Make sure your portfolio website has information about you, links to your clips, and any other pertinent information. Also, make sure you write whether or not you’re available for assignments and how you can be contacted—believe me, it makes a difference.

Don’t know HTML or WordPress? No problem! There are so many easy ways to make your web presence known in stylish ways—no advanced knowledge required (see below).

  • Information about you! Education, awards, experience—you name it.
  • Links to clips, work samples, and projects you’re proud of
  • Links to your social media profiles
  • Your resume or a link to your LinkedIn profile
  • Indicate if you’re a freelancer and if you’re currently available for assignment
  • Ways to contact you! You can use a form or, if you’re comfortable, list your email address (just beware of spam)

Do Your Research

You’ve got a great story. You’ve laid the groundwork. Now, it just needs the perfect home. Time to research outlets where you can pitch your story!

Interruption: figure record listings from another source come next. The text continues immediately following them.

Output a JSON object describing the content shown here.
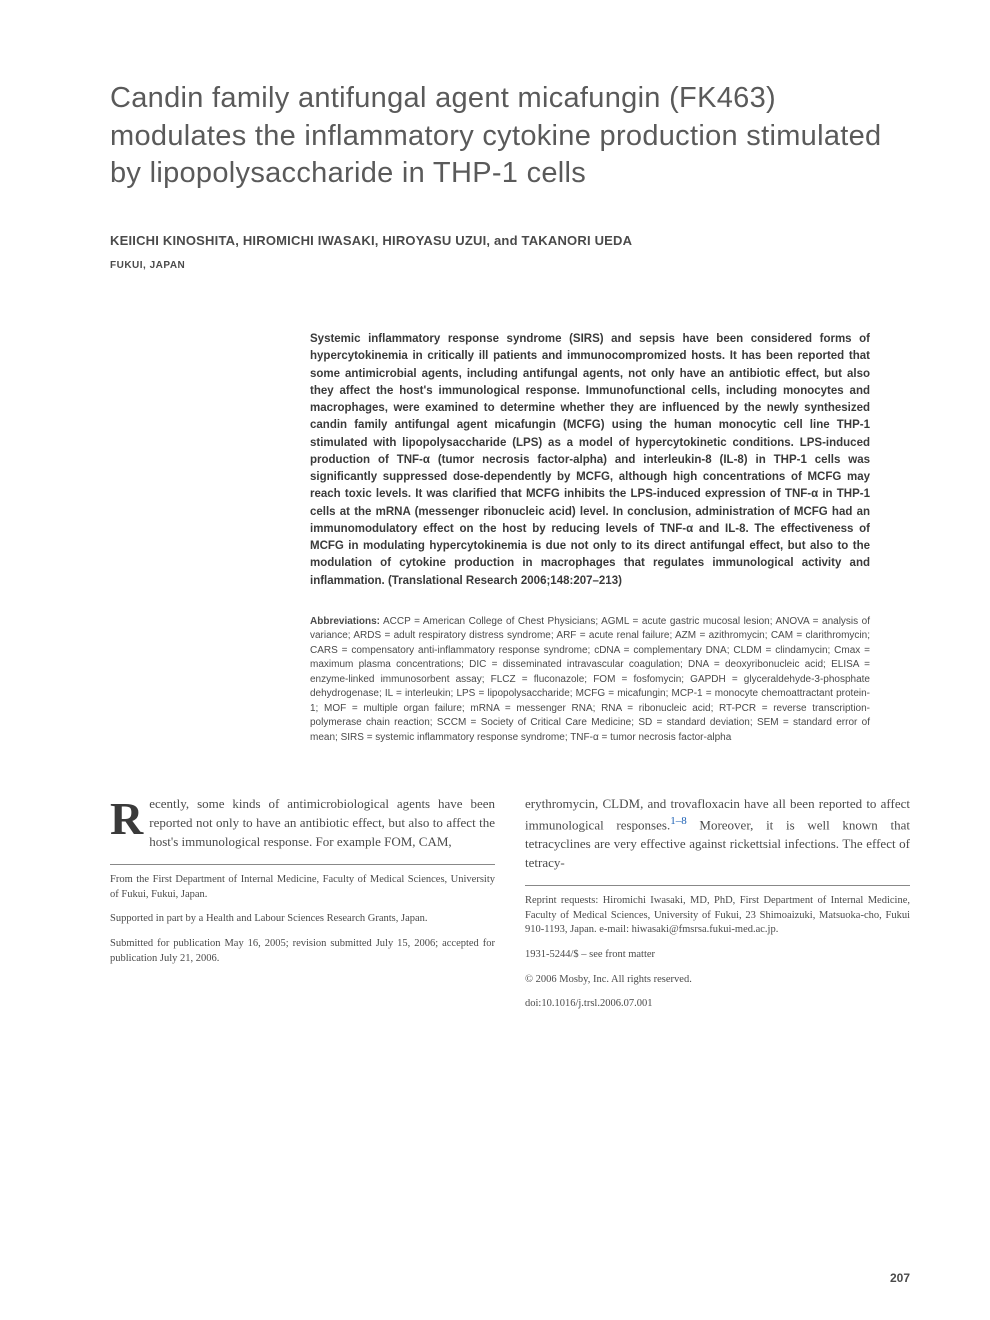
{
  "title": "Candin family antifungal agent micafungin (FK463) modulates the inflammatory cytokine production stimulated by lipopolysaccharide in THP-1 cells",
  "authors": "KEIICHI KINOSHITA, HIROMICHI IWASAKI, HIROYASU UZUI, and TAKANORI UEDA",
  "location": "FUKUI, JAPAN",
  "abstract": "Systemic inflammatory response syndrome (SIRS) and sepsis have been considered forms of hypercytokinemia in critically ill patients and immunocompromized hosts. It has been reported that some antimicrobial agents, including antifungal agents, not only have an antibiotic effect, but also they affect the host's immunological response. Immunofunctional cells, including monocytes and macrophages, were examined to determine whether they are influenced by the newly synthesized candin family antifungal agent micafungin (MCFG) using the human monocytic cell line THP-1 stimulated with lipopolysaccharide (LPS) as a model of hypercytokinetic conditions. LPS-induced production of TNF-α (tumor necrosis factor-alpha) and interleukin-8 (IL-8) in THP-1 cells was significantly suppressed dose-dependently by MCFG, although high concentrations of MCFG may reach toxic levels. It was clarified that MCFG inhibits the LPS-induced expression of TNF-α in THP-1 cells at the mRNA (messenger ribonucleic acid) level. In conclusion, administration of MCFG had an immunomodulatory effect on the host by reducing levels of TNF-α and IL-8. The effectiveness of MCFG in modulating hypercytokinemia is due not only to its direct antifungal effect, but also to the modulation of cytokine production in macrophages that regulates immunological activity and inflammation. (Translational Research 2006;148:207–213)",
  "abbreviations_label": "Abbreviations:",
  "abbreviations": " ACCP = American College of Chest Physicians; AGML = acute gastric mucosal lesion; ANOVA = analysis of variance; ARDS = adult respiratory distress syndrome; ARF = acute renal failure; AZM = azithromycin; CAM = clarithromycin; CARS = compensatory anti-inflammatory response syndrome; cDNA = complementary DNA; CLDM = clindamycin; Cmax = maximum plasma concentrations; DIC = disseminated intravascular coagulation; DNA = deoxyribonucleic acid; ELISA = enzyme-linked immunosorbent assay; FLCZ = fluconazole; FOM = fosfomycin; GAPDH = glyceraldehyde-3-phosphate dehydrogenase; IL = interleukin; LPS = lipopolysaccharide; MCFG = micafungin; MCP-1 = monocyte chemoattractant protein-1; MOF = multiple organ failure; mRNA = messenger RNA; RNA = ribonucleic acid; RT-PCR = reverse transcription-polymerase chain reaction; SCCM = Society of Critical Care Medicine; SD = standard deviation; SEM = standard error of mean; SIRS = systemic inflammatory response syndrome; TNF-α = tumor necrosis factor-alpha",
  "body": {
    "dropcap": "R",
    "col1_para": "ecently, some kinds of antimicrobiological agents have been reported not only to have an antibiotic effect, but also to affect the host's immunological response. For example FOM, CAM,",
    "col2_para_a": "erythromycin, CLDM, and trovafloxacin have all been reported to affect immunological responses.",
    "col2_ref": "1–8",
    "col2_para_b": " Moreover, it is well known that tetracyclines are very effective against rickettsial infections. The effect of tetracy-"
  },
  "footnotes": {
    "left": [
      "From the First Department of Internal Medicine, Faculty of Medical Sciences, University of Fukui, Fukui, Japan.",
      "Supported in part by a Health and Labour Sciences Research Grants, Japan.",
      "Submitted for publication May 16, 2005; revision submitted July 15, 2006; accepted for publication July 21, 2006."
    ],
    "right": [
      "Reprint requests: Hiromichi Iwasaki, MD, PhD, First Department of Internal Medicine, Faculty of Medical Sciences, University of Fukui, 23 Shimoaizuki, Matsuoka-cho, Fukui 910-1193, Japan. e-mail: hiwasaki@fmsrsa.fukui-med.ac.jp.",
      "1931-5244/$ – see front matter",
      "© 2006 Mosby, Inc. All rights reserved.",
      "doi:10.1016/j.trsl.2006.07.001"
    ]
  },
  "page_number": "207",
  "styling": {
    "page_bg": "#ffffff",
    "title_color": "#5a5a5a",
    "text_color": "#4a4a4a",
    "link_color": "#1a5fb4",
    "title_fontsize": 29,
    "authors_fontsize": 13,
    "abstract_fontsize": 11.5,
    "abbrev_fontsize": 10,
    "body_fontsize": 13,
    "footnote_fontsize": 10.5,
    "dropcap_fontsize": 46
  }
}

Think about the subject, format, and tone of your story. Determine if it’s an essay or it’ll be a reported piece. This will be important once you get to the pitching process.

Next, think about where you’d want this story published—but use a critical eye. Many of us dream of landing a pitch at the New York Times and hey, it’s always worth a shot, but also make sure to give yourself other options. You never know who might be interested.

So research not only your favorite media outlets, but ones that might not have been top of mind. Take a look at Twitter and see which editors have posted calls for pitches. Twitter is a great place to discover new outlets and editors who are just might be the right home for your story.

  • Make a list of your favorite publications—then figure out which ones could be a good fit for this particular story
  • Read, read, read. There are tons of publications out there—go forth and explore them!
  • After picking some publications, look at similar ones and see if they’ll be a good fit, too.
  • Google, of course.
  • Twitter. Check out accounts like @WritersofColor for editor pitch calls.
  • Newsletters. I’ll admit that West Coast Media Jobs doesn’t list as many pitch calls as I would like, but that’s because so many other newsletters are better at it! Subscribe to Study Hall, Mandy Hofmockel’s Journalism Jobs & a Photo of My Dog, Sonia Weiser’s Opportunities of the Week, and Tatiana Walk-Morris’ The Freelance Beat.
  • Are the editors taking pitches?
  • What kinds of stories do these publications tend to cover?
  • What are the voice and tone like?
  • Have these outlets covered stories like yours before?
  • How is your story different than what has been previously said about the topic?

Making the Pitch

Here we go…it’s time to finally get all of those thoughts into a pitch! This is a big one. This is what gets you the gig. Craft a well-thought-out, professional pitch. Make sure to include links to past clips you’ve written and a link to your portfolio website. And don’t send a finished draft to the editor unless they requested it.

I think it’s also important to note that pitches can vary, depending on how well you know the editor or what kind of story it is. I’ve landed stories based on well-thought-out pitches, as well as through a smidgen of an idea and a laundry list of random ideas. In my experience, pitching doesn’t always have one exact shape.